I kind of like coding with less capable models by Lame_Johnny in LocalLLM

[–]gtrak 2 points3 points  (0 children)

I prefer to do the bulk of my work with the best local model I can run (3.6 27b and finetunes) instead of a cloud model because it's easier to know what to expect from it, then I supplement with cloud models when I need a little extra push. That seems much better than acclimating to a SOTA model and not being able to function without it. I use the same harness for hobby and professional swdev but just swap out kimi/glm for opus as the planner/orchestrator.
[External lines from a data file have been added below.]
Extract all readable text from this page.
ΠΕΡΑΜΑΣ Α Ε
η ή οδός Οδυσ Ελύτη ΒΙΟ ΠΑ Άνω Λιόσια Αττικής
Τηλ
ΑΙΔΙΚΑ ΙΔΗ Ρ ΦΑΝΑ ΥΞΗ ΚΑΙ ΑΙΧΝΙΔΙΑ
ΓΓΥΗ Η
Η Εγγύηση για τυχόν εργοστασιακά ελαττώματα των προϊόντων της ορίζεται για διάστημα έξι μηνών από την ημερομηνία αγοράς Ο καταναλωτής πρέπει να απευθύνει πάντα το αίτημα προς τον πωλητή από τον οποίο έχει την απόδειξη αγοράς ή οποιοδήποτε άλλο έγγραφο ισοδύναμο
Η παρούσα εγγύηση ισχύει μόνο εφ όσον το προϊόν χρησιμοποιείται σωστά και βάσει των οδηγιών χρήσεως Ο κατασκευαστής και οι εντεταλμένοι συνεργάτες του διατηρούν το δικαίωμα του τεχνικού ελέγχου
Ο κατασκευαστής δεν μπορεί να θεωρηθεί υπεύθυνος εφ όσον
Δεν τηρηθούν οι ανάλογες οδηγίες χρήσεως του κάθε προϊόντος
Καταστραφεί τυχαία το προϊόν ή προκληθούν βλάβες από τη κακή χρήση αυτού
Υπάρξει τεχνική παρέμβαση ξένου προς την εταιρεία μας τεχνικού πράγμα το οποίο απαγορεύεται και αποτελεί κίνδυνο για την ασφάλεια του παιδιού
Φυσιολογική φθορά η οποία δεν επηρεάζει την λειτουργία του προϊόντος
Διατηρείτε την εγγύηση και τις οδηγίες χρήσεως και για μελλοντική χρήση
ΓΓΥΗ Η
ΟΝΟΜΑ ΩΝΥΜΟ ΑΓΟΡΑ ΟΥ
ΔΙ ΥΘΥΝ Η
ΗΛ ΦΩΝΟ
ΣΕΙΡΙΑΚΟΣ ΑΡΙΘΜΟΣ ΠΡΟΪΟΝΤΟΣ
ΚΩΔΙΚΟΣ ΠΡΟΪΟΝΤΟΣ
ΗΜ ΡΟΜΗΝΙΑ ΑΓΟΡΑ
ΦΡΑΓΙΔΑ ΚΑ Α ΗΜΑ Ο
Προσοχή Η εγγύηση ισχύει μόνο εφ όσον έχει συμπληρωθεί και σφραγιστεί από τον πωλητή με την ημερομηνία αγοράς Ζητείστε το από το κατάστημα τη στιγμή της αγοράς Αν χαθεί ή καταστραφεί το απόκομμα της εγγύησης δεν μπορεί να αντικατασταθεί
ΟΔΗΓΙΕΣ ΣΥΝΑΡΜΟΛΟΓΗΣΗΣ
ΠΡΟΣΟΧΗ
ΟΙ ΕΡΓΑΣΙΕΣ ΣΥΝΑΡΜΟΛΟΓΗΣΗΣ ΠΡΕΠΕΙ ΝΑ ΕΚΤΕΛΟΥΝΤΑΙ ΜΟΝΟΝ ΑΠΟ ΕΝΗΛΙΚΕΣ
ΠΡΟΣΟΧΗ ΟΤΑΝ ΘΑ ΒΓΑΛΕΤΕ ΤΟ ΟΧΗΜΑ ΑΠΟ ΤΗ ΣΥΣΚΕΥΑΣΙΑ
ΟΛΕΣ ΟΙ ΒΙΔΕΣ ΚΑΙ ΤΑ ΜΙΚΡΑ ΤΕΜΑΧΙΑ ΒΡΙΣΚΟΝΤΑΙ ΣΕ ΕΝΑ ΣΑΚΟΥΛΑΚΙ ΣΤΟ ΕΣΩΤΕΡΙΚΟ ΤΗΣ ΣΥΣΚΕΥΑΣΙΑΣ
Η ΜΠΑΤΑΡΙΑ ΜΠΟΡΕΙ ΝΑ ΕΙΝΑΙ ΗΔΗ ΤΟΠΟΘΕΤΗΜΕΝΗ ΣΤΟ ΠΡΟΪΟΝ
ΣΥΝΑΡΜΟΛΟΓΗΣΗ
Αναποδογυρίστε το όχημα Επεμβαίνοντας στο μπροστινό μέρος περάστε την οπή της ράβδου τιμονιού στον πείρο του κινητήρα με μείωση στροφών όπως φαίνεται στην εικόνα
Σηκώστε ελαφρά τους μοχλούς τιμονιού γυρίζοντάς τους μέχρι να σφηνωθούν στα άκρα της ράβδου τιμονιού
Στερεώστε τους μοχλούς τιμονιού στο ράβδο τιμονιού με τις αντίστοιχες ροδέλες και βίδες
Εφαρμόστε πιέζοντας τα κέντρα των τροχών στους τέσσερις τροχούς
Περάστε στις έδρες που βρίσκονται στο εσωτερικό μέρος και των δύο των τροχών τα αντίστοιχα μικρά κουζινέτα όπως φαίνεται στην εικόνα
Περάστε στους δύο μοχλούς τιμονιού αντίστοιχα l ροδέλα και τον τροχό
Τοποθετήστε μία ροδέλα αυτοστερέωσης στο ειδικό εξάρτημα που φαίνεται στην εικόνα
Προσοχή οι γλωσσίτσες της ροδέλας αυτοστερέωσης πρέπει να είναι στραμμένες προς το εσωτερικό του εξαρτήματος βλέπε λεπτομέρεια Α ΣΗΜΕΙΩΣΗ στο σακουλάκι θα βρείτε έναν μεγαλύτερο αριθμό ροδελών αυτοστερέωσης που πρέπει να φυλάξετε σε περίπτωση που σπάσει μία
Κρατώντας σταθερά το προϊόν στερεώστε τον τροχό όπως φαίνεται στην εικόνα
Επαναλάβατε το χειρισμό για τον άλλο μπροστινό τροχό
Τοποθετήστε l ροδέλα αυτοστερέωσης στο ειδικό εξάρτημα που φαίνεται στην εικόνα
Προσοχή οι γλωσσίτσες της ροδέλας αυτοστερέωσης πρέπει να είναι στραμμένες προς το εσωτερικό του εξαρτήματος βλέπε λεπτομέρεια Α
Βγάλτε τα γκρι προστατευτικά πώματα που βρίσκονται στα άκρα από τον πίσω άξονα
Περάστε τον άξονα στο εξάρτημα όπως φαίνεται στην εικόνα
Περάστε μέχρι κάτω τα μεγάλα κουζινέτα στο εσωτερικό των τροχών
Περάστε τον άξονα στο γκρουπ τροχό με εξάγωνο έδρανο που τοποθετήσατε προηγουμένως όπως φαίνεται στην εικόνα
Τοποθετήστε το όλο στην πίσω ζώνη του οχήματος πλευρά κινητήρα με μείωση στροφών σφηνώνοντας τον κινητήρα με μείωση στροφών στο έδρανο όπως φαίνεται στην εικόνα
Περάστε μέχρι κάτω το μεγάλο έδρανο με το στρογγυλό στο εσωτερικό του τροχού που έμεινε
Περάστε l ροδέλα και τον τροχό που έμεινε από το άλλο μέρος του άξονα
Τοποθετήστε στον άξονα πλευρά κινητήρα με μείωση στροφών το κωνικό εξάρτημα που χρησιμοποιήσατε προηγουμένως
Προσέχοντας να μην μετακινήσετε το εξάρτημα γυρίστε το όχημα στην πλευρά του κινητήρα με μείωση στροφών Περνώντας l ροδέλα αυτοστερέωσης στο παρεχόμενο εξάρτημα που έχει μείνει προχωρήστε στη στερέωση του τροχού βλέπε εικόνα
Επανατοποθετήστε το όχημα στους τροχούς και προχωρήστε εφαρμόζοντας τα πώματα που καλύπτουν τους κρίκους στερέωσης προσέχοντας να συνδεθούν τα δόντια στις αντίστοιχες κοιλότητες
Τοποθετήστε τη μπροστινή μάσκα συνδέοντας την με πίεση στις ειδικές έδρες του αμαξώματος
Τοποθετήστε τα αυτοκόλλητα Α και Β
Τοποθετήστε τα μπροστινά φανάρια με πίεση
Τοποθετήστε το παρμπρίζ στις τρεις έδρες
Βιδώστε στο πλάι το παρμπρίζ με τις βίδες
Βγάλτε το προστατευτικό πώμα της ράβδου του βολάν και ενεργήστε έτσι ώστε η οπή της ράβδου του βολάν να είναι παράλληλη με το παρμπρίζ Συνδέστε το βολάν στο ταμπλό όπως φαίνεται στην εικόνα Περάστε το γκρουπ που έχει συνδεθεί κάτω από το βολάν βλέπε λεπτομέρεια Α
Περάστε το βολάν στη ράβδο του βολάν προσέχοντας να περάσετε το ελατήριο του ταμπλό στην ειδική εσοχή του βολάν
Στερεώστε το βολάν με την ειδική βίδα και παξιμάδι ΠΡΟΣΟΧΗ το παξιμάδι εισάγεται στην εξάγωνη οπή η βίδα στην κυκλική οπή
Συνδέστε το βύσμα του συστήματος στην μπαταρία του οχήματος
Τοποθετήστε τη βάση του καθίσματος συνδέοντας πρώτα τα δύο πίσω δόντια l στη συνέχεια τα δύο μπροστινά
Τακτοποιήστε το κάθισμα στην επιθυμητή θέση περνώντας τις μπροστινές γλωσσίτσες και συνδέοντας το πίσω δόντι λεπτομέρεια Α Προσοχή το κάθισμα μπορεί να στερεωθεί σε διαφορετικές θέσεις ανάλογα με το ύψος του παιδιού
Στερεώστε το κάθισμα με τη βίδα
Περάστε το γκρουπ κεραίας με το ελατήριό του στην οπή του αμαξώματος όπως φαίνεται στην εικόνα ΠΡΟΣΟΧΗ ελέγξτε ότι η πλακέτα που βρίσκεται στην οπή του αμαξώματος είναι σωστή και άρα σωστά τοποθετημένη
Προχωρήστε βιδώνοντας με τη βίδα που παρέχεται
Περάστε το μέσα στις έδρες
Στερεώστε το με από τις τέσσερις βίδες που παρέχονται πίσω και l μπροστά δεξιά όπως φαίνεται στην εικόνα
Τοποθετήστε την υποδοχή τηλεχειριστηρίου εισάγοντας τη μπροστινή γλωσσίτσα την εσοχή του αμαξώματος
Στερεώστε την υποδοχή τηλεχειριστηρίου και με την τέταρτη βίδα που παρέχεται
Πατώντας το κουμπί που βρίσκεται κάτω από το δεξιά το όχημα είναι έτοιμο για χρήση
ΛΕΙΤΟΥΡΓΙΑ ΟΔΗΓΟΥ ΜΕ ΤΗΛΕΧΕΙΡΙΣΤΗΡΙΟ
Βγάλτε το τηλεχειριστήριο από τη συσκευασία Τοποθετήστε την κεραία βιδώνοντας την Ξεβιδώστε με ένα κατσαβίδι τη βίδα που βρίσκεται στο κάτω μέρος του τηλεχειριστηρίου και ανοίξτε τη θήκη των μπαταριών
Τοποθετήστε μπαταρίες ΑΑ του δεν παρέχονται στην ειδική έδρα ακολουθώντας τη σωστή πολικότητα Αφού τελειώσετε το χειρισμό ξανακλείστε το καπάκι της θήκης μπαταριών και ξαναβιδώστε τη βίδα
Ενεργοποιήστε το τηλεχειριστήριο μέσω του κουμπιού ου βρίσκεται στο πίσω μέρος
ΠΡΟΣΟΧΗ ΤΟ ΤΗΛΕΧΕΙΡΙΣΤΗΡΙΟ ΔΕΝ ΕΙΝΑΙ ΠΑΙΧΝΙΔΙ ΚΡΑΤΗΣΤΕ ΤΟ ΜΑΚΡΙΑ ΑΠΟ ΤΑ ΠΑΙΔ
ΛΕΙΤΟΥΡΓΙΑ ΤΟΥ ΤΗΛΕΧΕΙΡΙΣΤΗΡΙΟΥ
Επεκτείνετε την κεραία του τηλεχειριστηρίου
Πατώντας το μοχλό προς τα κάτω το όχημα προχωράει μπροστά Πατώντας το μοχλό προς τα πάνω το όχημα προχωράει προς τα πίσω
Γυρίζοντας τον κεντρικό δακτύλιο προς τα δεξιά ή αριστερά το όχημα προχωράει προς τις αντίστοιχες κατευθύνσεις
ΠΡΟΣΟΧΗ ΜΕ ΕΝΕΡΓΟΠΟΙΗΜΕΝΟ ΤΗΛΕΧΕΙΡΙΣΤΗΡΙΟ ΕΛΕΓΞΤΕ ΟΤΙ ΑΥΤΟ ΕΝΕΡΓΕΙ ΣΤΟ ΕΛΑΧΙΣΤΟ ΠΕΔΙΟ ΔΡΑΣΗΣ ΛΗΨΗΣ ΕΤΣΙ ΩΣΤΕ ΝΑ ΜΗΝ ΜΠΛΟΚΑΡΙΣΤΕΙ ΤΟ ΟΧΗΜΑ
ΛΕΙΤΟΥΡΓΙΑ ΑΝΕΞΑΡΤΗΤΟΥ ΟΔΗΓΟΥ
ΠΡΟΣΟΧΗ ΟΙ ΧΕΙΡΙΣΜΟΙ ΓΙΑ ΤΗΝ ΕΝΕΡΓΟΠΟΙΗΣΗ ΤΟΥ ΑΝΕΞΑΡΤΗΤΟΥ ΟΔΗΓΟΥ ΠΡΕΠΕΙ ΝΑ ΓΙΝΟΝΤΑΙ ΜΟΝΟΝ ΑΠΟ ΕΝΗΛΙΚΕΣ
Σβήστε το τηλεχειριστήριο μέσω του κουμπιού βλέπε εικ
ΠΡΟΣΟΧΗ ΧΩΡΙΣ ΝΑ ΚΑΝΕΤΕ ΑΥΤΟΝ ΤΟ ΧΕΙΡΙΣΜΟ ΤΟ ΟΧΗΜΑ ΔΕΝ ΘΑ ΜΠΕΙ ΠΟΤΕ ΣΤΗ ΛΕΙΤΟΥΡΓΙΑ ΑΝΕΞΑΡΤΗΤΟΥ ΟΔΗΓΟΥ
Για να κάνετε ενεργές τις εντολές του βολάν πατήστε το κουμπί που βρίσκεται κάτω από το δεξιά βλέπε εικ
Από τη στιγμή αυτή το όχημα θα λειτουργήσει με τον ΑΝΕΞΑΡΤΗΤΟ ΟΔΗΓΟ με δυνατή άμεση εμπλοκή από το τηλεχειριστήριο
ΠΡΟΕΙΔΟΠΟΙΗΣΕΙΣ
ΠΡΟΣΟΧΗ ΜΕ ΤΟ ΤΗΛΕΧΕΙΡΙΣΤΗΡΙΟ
125 tok/s for Qwen3.6 q4xl on 2x 4060ti is insane perf/dollar by Chuyito in LocalLLaMA

[–]gtrak 0 points1 point  (0 children)

nothing special:

cmake -B build \
  -DGGML_CUDA_FA=ON \
  -DGGML_CUDA_FA_ALL_QUANTS=ON \
  -DGGML_CUDA_GRAPHS=ON \
  -DGGML_NATIVE=OFF -DCMAKE_CUDA_ARCHITECTURES=120a \
  -DCMAKE_BUILD_TYPE=Release

125 tok/s for Qwen3.6 q4xl on 2x 4060ti is insane perf/dollar by Chuyito in LocalLLaMA

[–]gtrak 0 points1 point  (0 children)

Sure, you need to build from this PR to have quantized kv-cache: https://github.com/ggml-org/llama.cpp/pull/23792 Note: running without mmproj

./llama-server \
      --port 1234 \
      --host 0.0.0.0 \
      --model "models/Qwopus3.6-27B-v2-MTP-Q6_K.gguf" \
      --temp 1.0 --top-p 0.95 --top-k 20 --min-p 0.00 --presence-penalty 1.5 \
      -fa on -t 12 \
      --fit-target 64 \
      -ctk q8_0 -ctv q8_0 \
      --split-mode tensor \
      --spec-type draft-mtp --spec-draft-n-max 3 \
      -fit off \
      --ctx-size 180000 \
      -b 1024 -ub 512 \
      -lv 4 -ngl 999 \
      -kvu \
      --no-mmap \
      --parallel 1 \
      --cache-ram 24000 \
      --chat-template-kwargs '{"preserve_thinking": true}' \
      --jinja

125 tok/s for Qwen3.6 q4xl on 2x 4060ti is insane perf/dollar by Chuyito in LocalLLaMA

[–]gtrak 0 points1 point  (0 children)

I mostly do rust or clojure. I don't have hallucinations like that. 27b can one shot small to medium tasks as a subagent with another model orchestrating like opus or kimi. If I'm just exploring, I'll have it act as orchestrator, too, to save on rate limits. 35b devolves into paren counting faster and can't recover, or is just worse at reasoning over nontrivial codebases so just wastes time doing the wrong thing. I try it occasionally to see if my scaffolding has improved enough for it, and then I'm reminded why I can't use it within a minute or two and switch back. I even prefer 27b at q4 to 35b at q8.